We expect the budget to unveil a bold allocation to poverty reduction, economic development, increasing progressiveness of the tax system and the following:
l Social Protection: The PBC reiterates its call for the introduction of a Basic Income Grant to be given to all South Africans.
In this vein we expect the minister to table concrete proposals on increasing the age for the child support grant to 18 years.
In addition the PBC expects the minister to increase social grants above inflation, considering the high cost of food.
While we remain opposed to the means test, we believe it has to be adjusted for inflation.
The government currently provides free basic water and electricity and it is our expectation that the amount be increased from 6kl for water and 50kWh for electricity.
We also expect finalisation of the discussion on a comprehensive social security system in the next financial year.
l Economic Development: The government unveiled an industrial policy framework and action plan towards the end of last year. In this respect we expect budget allocations for economic development to increase to give effect to the industrialisation strategy.
Linked to this are the job creation programmes; investment in human capital, and infrastructure, including public transport.
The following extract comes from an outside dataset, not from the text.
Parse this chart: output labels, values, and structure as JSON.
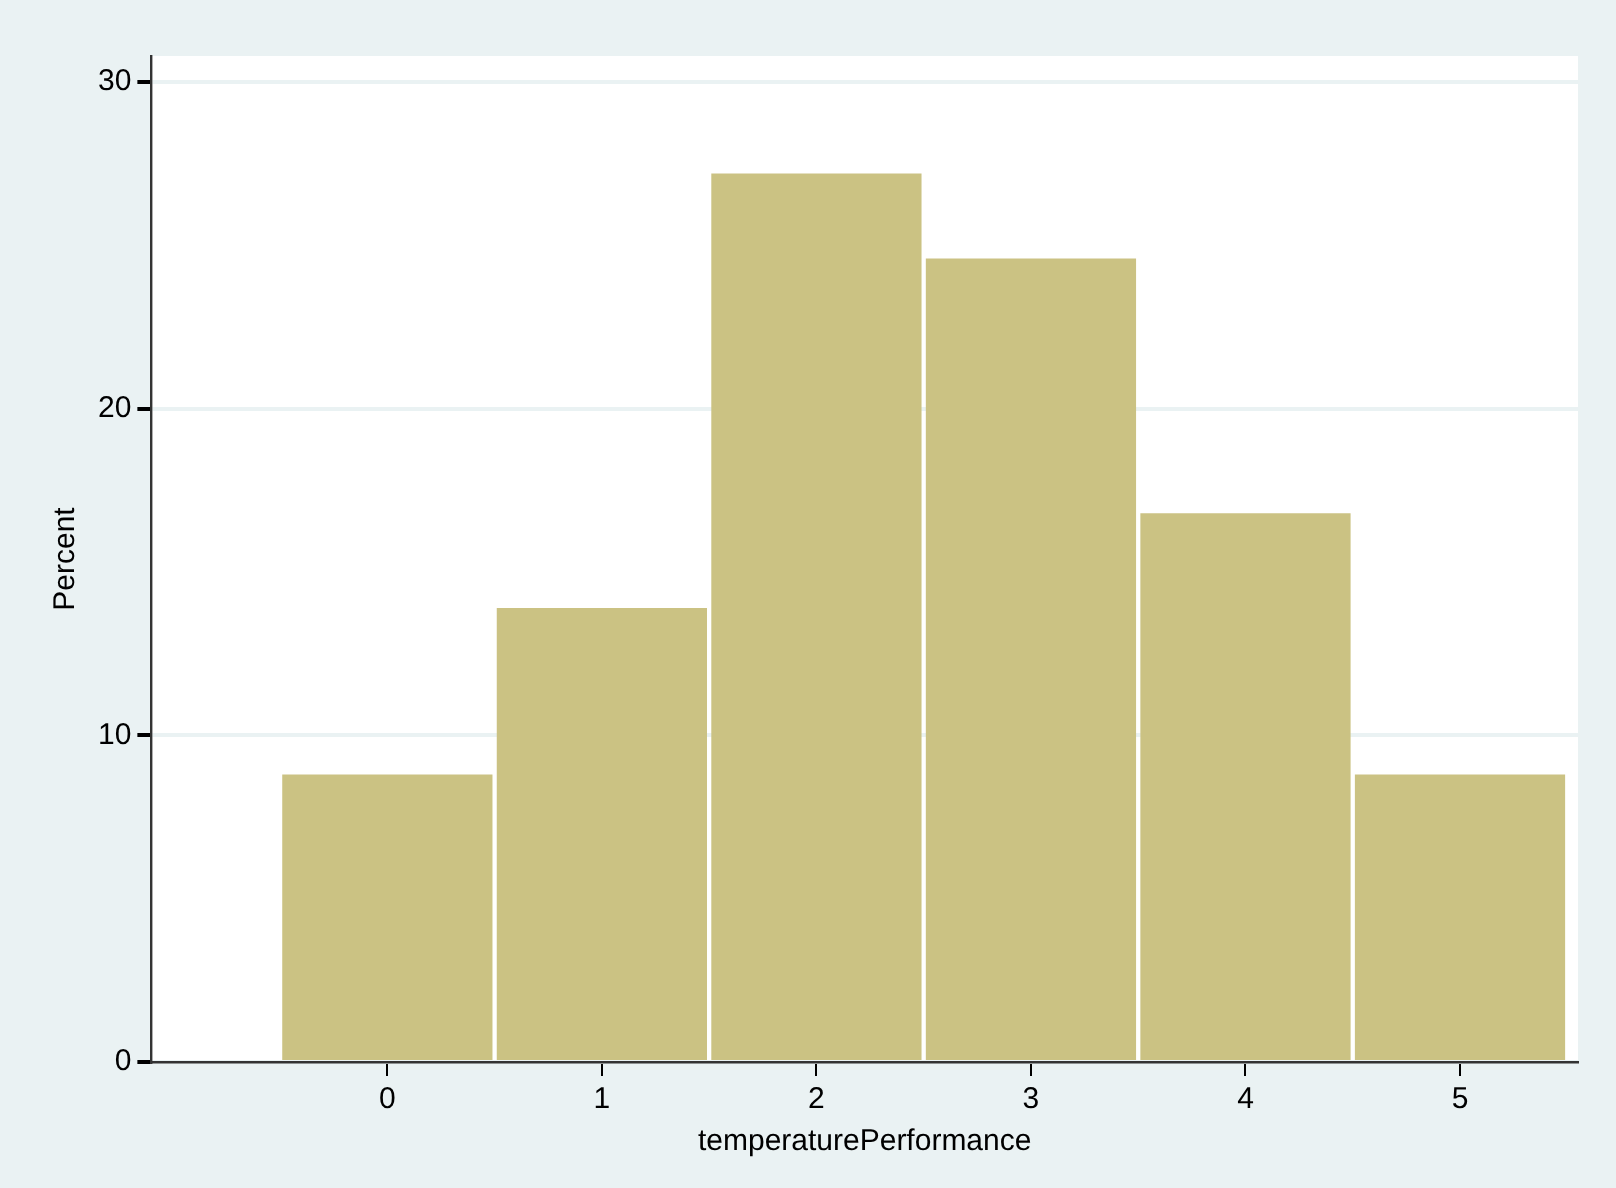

Rural development has lagged behind and the PBC expects to see an increase in the land redistribution budget to provide land and post-settlement support for poor black farmers.
l Job Creation: A more concerted and massive effort is required to ensure immediate interventions through a combination of public works programmes.
Learning from previous programmes, greater support for employment programmes with an integrated approach from all three spheres of government; better buy-in from the community stakeholders and targeted interventions on child care facilities, infrastructure development, and youth programmes is pivotal for the success of such programmes.
l Social Development: For the PBC, investment in education and health care are not only important for human development but directly contribute to the productivity of society.
In this regard the PBC is calling for increased investment to subsidise education to ensure access for poor children and to rebuild the education infrastructure.
We further expect the minister to table proposals to transform the health care system through the introduction of national health insurance.
l Energy: South Africa woke to an energy crunch this year, highlighting years of declining investment, neglect and the surge of energy demand.
South Africa not only has to increase the number of coal-fired power stations but also has to diversify its energy sources.
In this regard, the PBC calls for substantial investment in renewable energy and the abandonment of the Pebble-Bed Modular nuclear reactor.
l Revenue Collection: The PBC expect the minister to lower the rate of VAT to 13percent and to introduce a dual-VAT rating system, including increasing the list of zero-rated basic items such as electricity.
The VAT is a really regressive tax that affects the poor who spend a large portion of their income on food.
While the PBC is mindful of difficulties of deficit financing, we however believe that the government must increase the deficit by a modest amount to increase resources that can be directed towards social and economic development.
In this regard, the PBC question the wisdom of planning for surplus in the midst of poverty, inequality and unemployment.
Our national budget is an important fiscal tool to reduce poverty and unemployment.
The budget process must be more inclusive of views of civil society at all levels, to amend the budget where necessary.
lOupa Bodibe and Rudi Dicks are with the Peoples Budget Coalition, which consists of Cosatu, the South African Council of Churches and the South African NGO Coalition.